Fred ne répond plus…
PHOTO FOURNIE PAR FRED DEWILDE
Fred Dewilde
On lui a envoyé un message, puis deux. On était curieux de savoir comment ce grand gaillard se portait, cinq ans après notre dernière conversation. C’est seulement après qu’on a su : Fred Dewilde s’est suicidé en mai 2024. La nouvelle nous a choqué, mais pas complètement surpris.
Fred ne s’était jamais complètement remis des attaques du Bataclan, au cours desquelles il avait fait le mort pendant deux heures, « dans le sang d’un mec [qu’il] ne connaissai[t] pas ». Il avait tenté de guérir son traumatisme en créant des bandes dessinées extrêmement sombres, pleines de squelettes et de violence extrême. Mais ce vieux punk ultrasensible était déjà rongé de l’intérieur par ses idées noires.

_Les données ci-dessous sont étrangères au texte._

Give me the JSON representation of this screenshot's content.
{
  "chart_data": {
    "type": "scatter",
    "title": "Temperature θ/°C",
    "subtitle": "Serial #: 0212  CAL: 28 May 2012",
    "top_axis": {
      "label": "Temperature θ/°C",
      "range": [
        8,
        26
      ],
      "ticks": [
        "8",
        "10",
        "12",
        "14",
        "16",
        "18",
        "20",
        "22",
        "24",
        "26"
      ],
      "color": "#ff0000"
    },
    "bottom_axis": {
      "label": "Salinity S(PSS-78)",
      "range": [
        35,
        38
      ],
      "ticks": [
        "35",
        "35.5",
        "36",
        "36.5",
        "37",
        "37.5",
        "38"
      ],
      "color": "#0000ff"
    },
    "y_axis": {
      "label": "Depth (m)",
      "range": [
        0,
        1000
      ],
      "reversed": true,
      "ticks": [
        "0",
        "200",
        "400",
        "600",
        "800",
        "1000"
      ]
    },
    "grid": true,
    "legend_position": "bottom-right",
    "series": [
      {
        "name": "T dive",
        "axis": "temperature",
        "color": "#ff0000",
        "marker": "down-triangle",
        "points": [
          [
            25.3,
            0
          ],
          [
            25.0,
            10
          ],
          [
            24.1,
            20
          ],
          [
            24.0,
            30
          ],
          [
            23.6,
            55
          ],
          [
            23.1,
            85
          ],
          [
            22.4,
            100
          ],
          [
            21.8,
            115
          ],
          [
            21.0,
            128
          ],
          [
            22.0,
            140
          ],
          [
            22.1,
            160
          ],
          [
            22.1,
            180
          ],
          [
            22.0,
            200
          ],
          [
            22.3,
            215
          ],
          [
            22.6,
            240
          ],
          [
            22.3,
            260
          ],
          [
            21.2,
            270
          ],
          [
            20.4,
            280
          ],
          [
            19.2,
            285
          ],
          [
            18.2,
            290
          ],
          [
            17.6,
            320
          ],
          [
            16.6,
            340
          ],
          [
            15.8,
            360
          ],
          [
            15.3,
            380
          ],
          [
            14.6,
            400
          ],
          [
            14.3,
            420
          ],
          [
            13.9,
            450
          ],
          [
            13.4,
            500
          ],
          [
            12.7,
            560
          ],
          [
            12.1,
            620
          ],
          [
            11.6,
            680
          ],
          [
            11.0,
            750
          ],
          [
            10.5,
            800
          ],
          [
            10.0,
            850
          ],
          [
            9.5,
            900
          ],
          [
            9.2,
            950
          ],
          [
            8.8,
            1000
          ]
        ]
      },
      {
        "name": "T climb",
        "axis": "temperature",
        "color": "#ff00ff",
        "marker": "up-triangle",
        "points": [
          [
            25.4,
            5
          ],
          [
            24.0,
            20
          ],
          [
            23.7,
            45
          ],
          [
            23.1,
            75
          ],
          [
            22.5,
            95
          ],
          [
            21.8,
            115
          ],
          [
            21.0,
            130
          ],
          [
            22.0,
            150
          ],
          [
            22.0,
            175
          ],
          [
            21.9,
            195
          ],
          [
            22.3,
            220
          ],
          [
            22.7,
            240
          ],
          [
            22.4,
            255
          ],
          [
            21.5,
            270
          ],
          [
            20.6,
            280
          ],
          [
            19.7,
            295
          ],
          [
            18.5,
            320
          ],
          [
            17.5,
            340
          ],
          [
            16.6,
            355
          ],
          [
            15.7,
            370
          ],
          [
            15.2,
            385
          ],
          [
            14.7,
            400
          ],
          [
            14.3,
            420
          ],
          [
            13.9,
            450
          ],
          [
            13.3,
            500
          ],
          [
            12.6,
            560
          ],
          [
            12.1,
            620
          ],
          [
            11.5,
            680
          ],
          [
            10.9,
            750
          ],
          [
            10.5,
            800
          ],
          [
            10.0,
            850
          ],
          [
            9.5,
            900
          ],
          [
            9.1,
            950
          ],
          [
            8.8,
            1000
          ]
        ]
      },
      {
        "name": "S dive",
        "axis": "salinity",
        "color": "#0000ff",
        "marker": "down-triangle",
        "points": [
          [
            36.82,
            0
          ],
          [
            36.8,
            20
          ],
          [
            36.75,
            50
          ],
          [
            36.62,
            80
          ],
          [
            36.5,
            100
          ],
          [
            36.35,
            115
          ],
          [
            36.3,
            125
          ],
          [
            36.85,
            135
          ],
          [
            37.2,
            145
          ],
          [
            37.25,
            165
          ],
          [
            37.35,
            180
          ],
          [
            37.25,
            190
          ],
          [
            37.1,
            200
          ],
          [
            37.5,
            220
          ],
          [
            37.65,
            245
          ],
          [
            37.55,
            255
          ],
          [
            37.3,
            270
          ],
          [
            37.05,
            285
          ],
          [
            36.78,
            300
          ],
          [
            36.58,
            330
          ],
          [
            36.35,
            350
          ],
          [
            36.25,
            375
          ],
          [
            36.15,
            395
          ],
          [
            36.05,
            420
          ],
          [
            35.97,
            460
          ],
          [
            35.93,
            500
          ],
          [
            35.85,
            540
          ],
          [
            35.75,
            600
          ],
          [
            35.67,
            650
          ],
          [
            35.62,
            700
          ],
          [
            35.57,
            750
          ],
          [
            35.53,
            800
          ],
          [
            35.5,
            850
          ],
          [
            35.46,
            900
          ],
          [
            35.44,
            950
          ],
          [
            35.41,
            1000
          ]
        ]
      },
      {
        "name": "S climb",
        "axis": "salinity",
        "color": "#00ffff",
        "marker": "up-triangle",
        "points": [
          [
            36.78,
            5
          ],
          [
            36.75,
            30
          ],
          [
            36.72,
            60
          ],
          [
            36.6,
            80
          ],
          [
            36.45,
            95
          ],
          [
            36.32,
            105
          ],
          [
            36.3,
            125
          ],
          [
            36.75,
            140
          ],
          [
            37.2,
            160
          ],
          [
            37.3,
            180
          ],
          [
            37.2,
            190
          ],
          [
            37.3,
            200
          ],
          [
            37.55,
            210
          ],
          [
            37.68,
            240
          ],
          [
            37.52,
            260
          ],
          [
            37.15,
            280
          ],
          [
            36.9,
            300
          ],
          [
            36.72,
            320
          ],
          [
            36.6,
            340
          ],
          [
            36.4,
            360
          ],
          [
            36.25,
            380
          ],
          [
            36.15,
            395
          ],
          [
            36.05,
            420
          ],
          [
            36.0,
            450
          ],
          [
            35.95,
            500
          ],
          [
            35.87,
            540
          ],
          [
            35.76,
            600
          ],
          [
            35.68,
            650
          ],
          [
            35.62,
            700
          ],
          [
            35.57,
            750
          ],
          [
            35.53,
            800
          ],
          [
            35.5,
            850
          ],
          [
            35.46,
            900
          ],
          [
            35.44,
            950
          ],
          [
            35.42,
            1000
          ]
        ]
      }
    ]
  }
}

« J’ai réellement lutté contre l’envie de crever », nous avait-il confié, il y a cinq ans. Bataille perdue. « Il n’a pas pu passer par-dessus à la fin, résume Christophe Naudin, autre survivant des attentats du 13 novembre. À la commémoration de l’année dernière, ça nous a fait bizarre de ne pas le voir avec son bonnet orange. Comme il était très grand, on le remarquait. »

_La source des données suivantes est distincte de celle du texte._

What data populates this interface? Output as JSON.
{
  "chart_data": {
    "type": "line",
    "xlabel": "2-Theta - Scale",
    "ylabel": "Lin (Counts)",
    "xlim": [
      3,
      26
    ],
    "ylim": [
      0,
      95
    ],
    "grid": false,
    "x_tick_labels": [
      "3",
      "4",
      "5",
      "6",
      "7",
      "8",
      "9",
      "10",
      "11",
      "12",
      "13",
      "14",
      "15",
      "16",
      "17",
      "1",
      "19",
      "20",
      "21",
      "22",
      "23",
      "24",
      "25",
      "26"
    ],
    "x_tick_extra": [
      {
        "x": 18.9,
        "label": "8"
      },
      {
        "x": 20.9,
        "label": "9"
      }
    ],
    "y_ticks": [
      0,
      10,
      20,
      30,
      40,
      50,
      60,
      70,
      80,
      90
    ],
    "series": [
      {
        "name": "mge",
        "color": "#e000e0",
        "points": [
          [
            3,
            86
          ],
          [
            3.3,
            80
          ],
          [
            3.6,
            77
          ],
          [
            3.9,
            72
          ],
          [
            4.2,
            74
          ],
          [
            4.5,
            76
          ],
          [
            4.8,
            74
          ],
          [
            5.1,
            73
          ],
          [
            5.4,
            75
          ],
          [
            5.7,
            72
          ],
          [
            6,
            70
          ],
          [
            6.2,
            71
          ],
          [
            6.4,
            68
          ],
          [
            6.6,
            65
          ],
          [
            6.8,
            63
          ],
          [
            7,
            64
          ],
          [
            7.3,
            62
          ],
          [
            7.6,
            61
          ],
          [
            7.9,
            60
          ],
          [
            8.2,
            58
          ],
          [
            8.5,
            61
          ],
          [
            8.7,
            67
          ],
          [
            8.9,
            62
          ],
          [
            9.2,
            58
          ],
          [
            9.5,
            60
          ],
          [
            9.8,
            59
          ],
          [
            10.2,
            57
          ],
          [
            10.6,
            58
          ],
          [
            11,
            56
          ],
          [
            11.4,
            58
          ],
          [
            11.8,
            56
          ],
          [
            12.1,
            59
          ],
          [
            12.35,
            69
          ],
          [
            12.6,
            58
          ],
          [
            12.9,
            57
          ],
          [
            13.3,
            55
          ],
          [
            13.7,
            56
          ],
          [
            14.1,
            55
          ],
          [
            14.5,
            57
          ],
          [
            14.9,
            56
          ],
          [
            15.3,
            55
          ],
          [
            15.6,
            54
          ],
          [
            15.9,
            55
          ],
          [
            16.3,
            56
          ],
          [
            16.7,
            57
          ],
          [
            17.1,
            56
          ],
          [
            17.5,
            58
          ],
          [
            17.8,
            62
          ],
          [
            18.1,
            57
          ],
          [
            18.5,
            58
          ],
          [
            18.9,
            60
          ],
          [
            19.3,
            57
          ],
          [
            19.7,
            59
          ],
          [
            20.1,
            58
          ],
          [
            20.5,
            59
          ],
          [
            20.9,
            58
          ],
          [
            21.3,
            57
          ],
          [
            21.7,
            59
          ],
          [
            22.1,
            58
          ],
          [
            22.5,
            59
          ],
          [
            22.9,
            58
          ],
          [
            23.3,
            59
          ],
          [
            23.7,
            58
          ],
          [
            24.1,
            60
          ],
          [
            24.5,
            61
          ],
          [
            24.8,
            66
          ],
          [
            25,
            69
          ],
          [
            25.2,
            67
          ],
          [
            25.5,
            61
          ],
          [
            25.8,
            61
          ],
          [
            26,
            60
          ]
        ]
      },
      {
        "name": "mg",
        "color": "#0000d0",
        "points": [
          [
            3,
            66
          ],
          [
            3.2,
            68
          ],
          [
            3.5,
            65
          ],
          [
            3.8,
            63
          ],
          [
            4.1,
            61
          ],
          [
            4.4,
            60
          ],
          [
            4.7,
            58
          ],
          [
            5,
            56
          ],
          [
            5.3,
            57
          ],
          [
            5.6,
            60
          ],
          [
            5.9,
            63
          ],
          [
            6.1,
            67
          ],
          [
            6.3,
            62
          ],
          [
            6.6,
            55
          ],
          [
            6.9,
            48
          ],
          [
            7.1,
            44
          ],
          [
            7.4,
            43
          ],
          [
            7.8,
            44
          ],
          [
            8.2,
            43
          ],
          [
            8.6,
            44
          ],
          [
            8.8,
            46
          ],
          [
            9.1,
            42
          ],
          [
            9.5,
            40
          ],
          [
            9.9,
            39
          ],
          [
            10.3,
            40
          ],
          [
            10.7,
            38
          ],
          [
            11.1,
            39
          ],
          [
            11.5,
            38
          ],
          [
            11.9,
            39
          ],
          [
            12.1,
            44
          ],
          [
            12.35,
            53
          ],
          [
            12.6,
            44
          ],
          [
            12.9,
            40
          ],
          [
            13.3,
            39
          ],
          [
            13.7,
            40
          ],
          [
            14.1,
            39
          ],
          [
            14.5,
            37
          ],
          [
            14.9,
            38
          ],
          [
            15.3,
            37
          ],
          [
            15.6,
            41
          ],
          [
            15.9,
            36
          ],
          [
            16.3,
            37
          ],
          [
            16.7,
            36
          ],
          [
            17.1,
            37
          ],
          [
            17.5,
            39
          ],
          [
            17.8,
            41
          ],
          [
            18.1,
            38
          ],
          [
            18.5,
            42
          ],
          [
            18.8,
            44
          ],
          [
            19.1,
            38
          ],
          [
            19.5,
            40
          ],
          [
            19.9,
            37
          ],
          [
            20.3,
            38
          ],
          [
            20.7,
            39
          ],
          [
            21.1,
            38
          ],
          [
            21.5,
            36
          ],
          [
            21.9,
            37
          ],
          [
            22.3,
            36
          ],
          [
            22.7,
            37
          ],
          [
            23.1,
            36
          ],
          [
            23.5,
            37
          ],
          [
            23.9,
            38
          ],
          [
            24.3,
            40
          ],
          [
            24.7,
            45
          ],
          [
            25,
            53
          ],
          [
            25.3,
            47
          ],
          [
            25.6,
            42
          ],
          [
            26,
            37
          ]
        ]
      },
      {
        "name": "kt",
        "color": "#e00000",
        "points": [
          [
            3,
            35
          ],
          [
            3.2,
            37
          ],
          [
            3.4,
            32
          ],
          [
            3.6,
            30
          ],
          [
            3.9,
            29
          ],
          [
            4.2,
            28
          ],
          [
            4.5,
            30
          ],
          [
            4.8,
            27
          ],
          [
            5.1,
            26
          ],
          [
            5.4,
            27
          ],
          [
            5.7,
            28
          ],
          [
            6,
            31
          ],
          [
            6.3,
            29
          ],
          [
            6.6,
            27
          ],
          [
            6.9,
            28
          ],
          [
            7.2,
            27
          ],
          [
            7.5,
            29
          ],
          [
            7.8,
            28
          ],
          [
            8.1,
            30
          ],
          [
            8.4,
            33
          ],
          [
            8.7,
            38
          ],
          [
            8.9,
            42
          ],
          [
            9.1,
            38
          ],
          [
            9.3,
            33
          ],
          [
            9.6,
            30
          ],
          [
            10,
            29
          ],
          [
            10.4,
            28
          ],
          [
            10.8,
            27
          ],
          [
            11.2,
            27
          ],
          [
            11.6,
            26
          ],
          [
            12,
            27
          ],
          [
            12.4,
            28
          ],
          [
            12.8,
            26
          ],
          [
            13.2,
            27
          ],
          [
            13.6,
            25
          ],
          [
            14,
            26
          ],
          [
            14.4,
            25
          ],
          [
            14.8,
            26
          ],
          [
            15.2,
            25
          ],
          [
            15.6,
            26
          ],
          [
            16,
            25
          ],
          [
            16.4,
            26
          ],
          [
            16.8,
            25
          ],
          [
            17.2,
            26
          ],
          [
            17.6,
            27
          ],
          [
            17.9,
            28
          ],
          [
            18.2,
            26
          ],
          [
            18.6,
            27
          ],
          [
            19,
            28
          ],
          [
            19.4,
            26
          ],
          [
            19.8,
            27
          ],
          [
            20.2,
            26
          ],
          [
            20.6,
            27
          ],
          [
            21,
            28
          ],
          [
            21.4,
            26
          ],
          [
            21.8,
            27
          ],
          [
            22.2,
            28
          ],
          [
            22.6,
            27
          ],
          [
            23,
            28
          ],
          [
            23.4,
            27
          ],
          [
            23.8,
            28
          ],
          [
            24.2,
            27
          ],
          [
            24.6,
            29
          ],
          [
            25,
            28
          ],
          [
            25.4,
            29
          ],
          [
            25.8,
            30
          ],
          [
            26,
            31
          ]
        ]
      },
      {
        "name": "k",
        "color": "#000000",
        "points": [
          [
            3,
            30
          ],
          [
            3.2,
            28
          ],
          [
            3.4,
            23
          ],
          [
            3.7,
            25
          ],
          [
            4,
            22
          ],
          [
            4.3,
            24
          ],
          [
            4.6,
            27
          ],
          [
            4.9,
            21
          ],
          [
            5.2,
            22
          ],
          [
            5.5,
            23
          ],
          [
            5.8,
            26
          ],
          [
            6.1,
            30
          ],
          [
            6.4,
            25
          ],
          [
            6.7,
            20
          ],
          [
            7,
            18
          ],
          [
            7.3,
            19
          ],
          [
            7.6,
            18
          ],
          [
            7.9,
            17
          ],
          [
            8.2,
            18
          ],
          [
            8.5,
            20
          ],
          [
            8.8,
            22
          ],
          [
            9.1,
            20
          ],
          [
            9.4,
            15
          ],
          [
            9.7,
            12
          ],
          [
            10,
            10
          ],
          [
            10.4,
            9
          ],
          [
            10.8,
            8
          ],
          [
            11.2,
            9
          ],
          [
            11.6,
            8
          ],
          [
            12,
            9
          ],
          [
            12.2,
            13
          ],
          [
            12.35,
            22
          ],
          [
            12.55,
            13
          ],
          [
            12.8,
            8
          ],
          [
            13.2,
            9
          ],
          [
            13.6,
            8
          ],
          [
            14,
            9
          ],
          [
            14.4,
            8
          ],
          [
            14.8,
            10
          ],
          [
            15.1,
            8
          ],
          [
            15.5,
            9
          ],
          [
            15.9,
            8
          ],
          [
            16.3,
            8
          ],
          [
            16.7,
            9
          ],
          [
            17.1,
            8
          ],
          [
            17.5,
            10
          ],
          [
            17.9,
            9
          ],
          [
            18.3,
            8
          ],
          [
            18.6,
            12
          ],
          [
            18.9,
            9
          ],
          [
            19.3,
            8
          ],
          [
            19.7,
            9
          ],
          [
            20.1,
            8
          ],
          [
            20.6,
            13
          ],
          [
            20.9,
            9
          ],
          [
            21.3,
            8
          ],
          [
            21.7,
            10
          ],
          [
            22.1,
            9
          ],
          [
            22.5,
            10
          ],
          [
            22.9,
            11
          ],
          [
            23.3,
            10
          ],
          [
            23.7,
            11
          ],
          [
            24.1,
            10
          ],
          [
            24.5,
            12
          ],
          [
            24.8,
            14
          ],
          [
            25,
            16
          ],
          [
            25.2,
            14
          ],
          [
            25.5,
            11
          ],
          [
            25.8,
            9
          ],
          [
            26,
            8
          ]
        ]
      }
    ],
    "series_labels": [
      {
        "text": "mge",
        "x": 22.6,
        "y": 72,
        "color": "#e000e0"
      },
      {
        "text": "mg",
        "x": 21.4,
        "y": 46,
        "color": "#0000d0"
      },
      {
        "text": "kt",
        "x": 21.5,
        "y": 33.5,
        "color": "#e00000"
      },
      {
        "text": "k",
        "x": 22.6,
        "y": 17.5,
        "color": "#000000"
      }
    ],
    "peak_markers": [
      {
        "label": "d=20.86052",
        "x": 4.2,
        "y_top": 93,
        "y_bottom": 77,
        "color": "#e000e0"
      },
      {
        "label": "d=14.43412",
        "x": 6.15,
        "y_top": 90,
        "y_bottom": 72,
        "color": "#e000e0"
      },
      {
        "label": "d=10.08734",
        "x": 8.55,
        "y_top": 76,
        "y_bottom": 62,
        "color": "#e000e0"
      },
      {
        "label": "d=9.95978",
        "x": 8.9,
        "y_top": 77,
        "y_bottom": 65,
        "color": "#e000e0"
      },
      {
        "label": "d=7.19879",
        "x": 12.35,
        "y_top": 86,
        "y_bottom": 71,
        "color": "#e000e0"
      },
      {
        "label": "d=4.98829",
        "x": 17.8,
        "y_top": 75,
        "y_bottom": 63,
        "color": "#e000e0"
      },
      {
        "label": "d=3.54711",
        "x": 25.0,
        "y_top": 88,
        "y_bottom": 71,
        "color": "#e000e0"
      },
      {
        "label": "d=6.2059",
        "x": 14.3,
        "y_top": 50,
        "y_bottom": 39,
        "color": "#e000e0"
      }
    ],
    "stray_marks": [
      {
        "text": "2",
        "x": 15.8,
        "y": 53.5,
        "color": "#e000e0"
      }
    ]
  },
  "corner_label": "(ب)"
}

Fred Dewilde n’est pas le premier rescapé du 13 novembre à mettre fin à ses jours. Guillaume Valette, miraculé de la fosse du Bataclan, s’est suicidé en 2017. Il avait 31 ans. France-Élodie Besnier, survivante du bar Le Carillon, s’est donné la mort en 2021, à l’âge de 35 ans. Ces trois « blessés psychiques » sont désormais considérés comme les 131e, 132e et 133e victimes des attentats du 13 novembre.